L’affaire de Vanessa Brown, arrêtée sous suspicion de vol pour avoir confisqué les appareils de ses propres filles, relance le débat sur l’utilisation des ressources policières et les priorités dans les enquêtes
Vanessa Brown, une professeure d’histoire de 50 ans et mère de deux adolescentes, a passé plus de sept heures en cellule de garde à vue après avoir confisqué les iPads de ses filles pour les éloigner des distractions pendant leurs études. Cet incident, qui s’est produit à Surrey, au Royaume-Uni, a conduit à son arrestation sous suspicion de vol.
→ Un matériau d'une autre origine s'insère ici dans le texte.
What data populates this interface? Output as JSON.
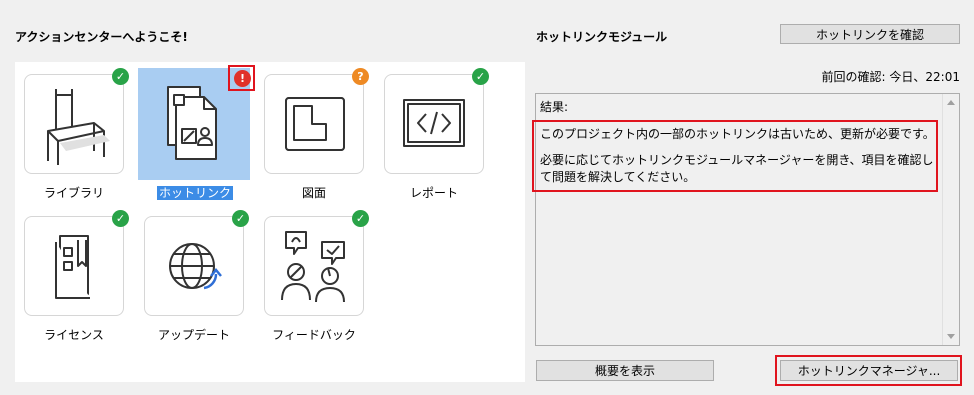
{
  "left": {
    "heading": "アクションセンターへようこそ!",
    "tiles": [
      {
        "label": "ライブラリ",
        "icon": "chair-icon",
        "status": "ok"
      },
      {
        "label": "ホットリンク",
        "icon": "hotlink-document-icon",
        "status": "error",
        "selected": true
      },
      {
        "label": "図面",
        "icon": "drawing-sheet-icon",
        "status": "warning"
      },
      {
        "label": "レポート",
        "icon": "code-report-icon",
        "status": "ok"
      },
      {
        "label": "ライセンス",
        "icon": "license-book-icon",
        "status": "ok"
      },
      {
        "label": "アップデート",
        "icon": "globe-update-icon",
        "status": "ok"
      },
      {
        "label": "フィードバック",
        "icon": "feedback-people-icon",
        "status": "ok"
      }
    ],
    "badges": {
      "ok": "✓",
      "warning": "?",
      "error": "!"
    }
  },
  "right": {
    "heading": "ホットリンクモジュール",
    "check_button": "ホットリンクを確認",
    "last_check": "前回の確認: 今日、22:01",
    "result_label": "結果:",
    "result_line1": "このプロジェクト内の一部のホットリンクは古いため、更新が必要です。",
    "result_line2": "必要に応じてホットリンクモジュールマネージャーを開き、項目を確認して問題を解決してください。",
    "summary_button": "概要を表示",
    "manager_button": "ホットリンクマネージャ..."
  },
  "colors": {
    "ok": "#29a348",
    "warning": "#ee8a24",
    "error": "#e0312b",
    "highlight": "#e0141e",
    "selection": "#a9cdf2"
  }
}
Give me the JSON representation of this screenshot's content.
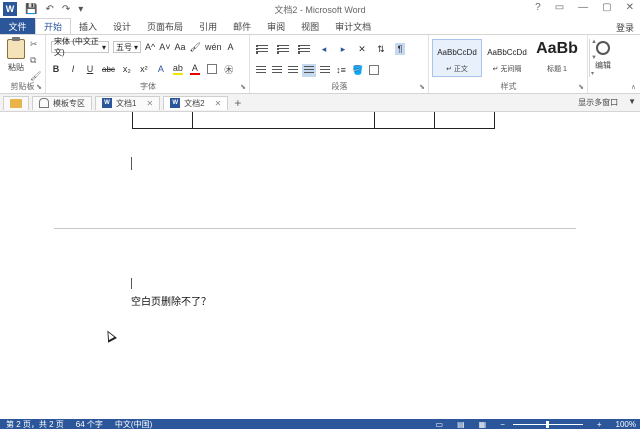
{
  "window": {
    "title": "文档2 - Microsoft Word",
    "app_icon": "W",
    "qat_icons": [
      "save-icon",
      "undo-icon",
      "redo-icon",
      "customize-icon"
    ],
    "controls": [
      "?",
      "▭",
      "—",
      "▢",
      "✕"
    ]
  },
  "ribbon_tabs": {
    "file": "文件",
    "tabs": [
      "开始",
      "插入",
      "设计",
      "页面布局",
      "引用",
      "邮件",
      "审阅",
      "视图",
      "审计文档"
    ],
    "active": "开始",
    "signin": "登录"
  },
  "ribbon": {
    "clipboard": {
      "paste": "粘贴",
      "label": "剪贴板"
    },
    "font": {
      "font_name": "宋体 (中文正文)",
      "font_size": "五号",
      "row1_icons": [
        "A^",
        "A˅",
        "Aa",
        "🖌",
        "wén",
        "A"
      ],
      "row2": [
        "B",
        "I",
        "U",
        "abc",
        "x₂",
        "x²"
      ],
      "label": "字体"
    },
    "paragraph": {
      "label": "段落"
    },
    "styles": {
      "items": [
        {
          "sample": "AaBbCcDd",
          "name": "↵ 正文"
        },
        {
          "sample": "AaBbCcDd",
          "name": "↵ 无间隔"
        },
        {
          "sample": "AaBb",
          "name": "标题 1"
        }
      ],
      "label": "样式"
    },
    "editing": {
      "label": "编辑"
    }
  },
  "doc_tabs": {
    "tabs": [
      {
        "label": "",
        "icon": "folder-icon"
      },
      {
        "label": "模板专区",
        "icon": "home-icon"
      },
      {
        "label": "文档1",
        "icon": "word-doc-icon"
      },
      {
        "label": "文档2",
        "icon": "word-doc-icon"
      }
    ],
    "right": [
      "显示多窗口",
      "▼"
    ]
  },
  "document": {
    "text_line": "空白页删除不了？"
  },
  "status": {
    "page": "第 2 页，共 2 页",
    "words": "64 个字",
    "language": "中文(中国)",
    "zoom": "100%",
    "zoom_minus": "−",
    "zoom_plus": "+"
  }
}
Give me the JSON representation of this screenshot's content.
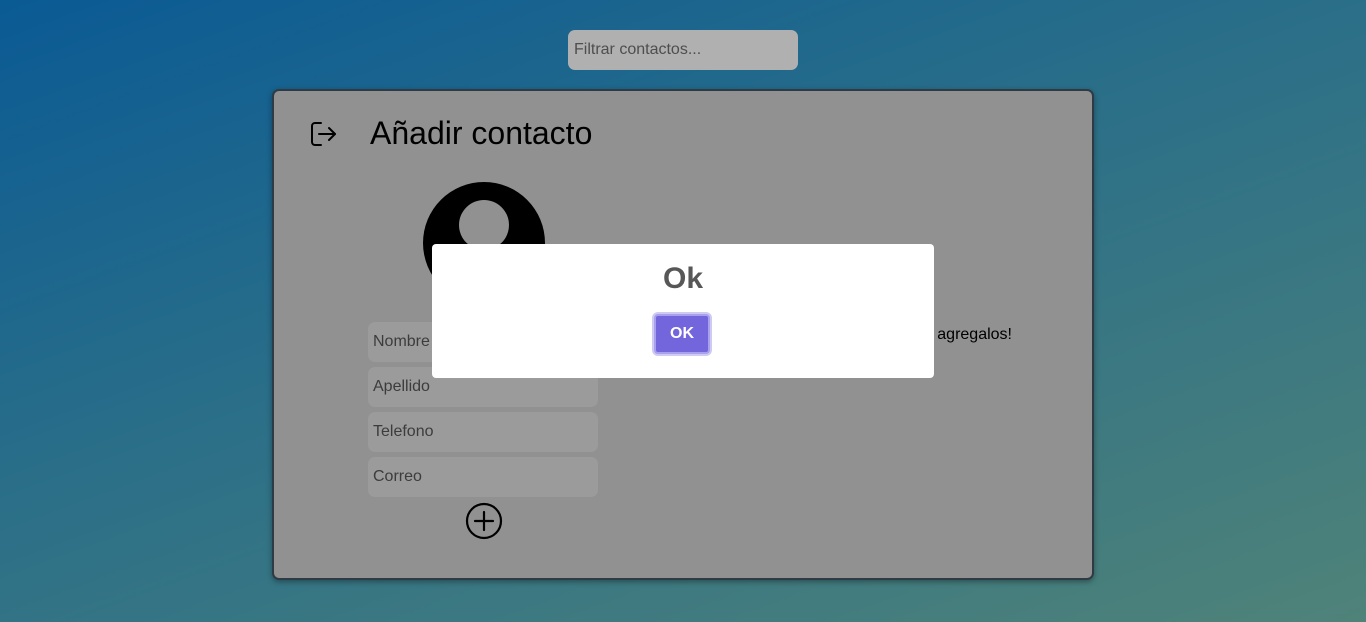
{
  "search": {
    "placeholder": "Filtrar contactos..."
  },
  "card": {
    "title": "Añadir contacto",
    "empty_message": "agregalos!",
    "fields": {
      "nombre": "Nombre",
      "apellido": "Apellido",
      "telefono": "Telefono",
      "correo": "Correo"
    },
    "icons": {
      "logout": "logout-icon",
      "avatar": "user-avatar-icon",
      "add": "plus-circle-icon"
    }
  },
  "dialog": {
    "title": "Ok",
    "confirm_label": "OK"
  },
  "colors": {
    "accent": "#7366dd",
    "card_bg": "#919191",
    "field_bg": "#9b9b9b"
  }
}
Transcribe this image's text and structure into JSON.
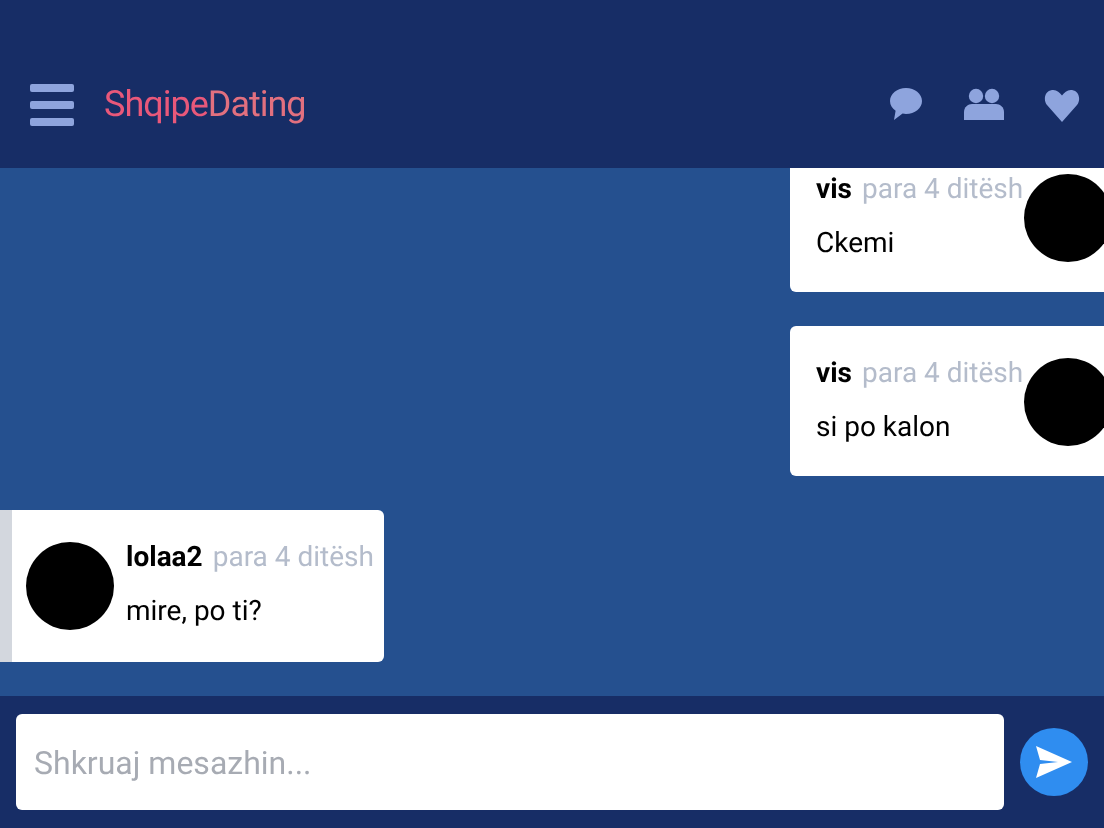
{
  "header": {
    "logo": {
      "first": "Shqipe",
      "second": "Dating"
    }
  },
  "messages": [
    {
      "kind": "outgoing",
      "name": "vis",
      "time": "para 4 ditësh",
      "text": "Ckemi"
    },
    {
      "kind": "outgoing",
      "name": "vis",
      "time": "para 4 ditësh",
      "text": "si po kalon"
    },
    {
      "kind": "incoming",
      "name": "lolaa2",
      "time": "para 4 ditësh",
      "text": "mire, po ti?"
    }
  ],
  "composer": {
    "placeholder": "Shkruaj mesazhin..."
  }
}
Emmenée au poste de police de Staines, Brown a été fouillée, photographiée et ses empreintes digitales ont été prises. La police s’est également rendue à l’école des filles, retirant l’une d’elles de la salle de classe. Plus tard, les autorités ont reconnu que les appareils appartenaient aux filles et que Brown avait le droit de les confisquer.
L’arrestation a eu lieu chez la mère de Brown, une dame de plus de 80 ans, où la police a retrouvé les iPads grâce à un traçage. Selon les agents, la professeure aurait refusé de coopérer, ce qui a motivé son arrestation.
Après un total de 12 heures de tension, Brown a été libérée sous caution avec la condition de ne pas communiquer avec ses filles pendant l’enquête – ce qui a failli l’empêcher de passer la fête des Mères avec elles. Ce n’est que plus de 24 heures après qu’elle a été informée qu’aucune mesure supplémentaire ne serait prise.
« C’était un traumatisme indescriptible », a déclaré Brown à la radio LBC. Elle a critiqué la réponse excessive des autorités, qui ont déployé des véhicules et des policiers avec une rapidité surprenante. « Alors que des affaires graves restent sans réponse pendant des jours, j’ai été traitée comme une criminelle pour quelque chose de ridicule. »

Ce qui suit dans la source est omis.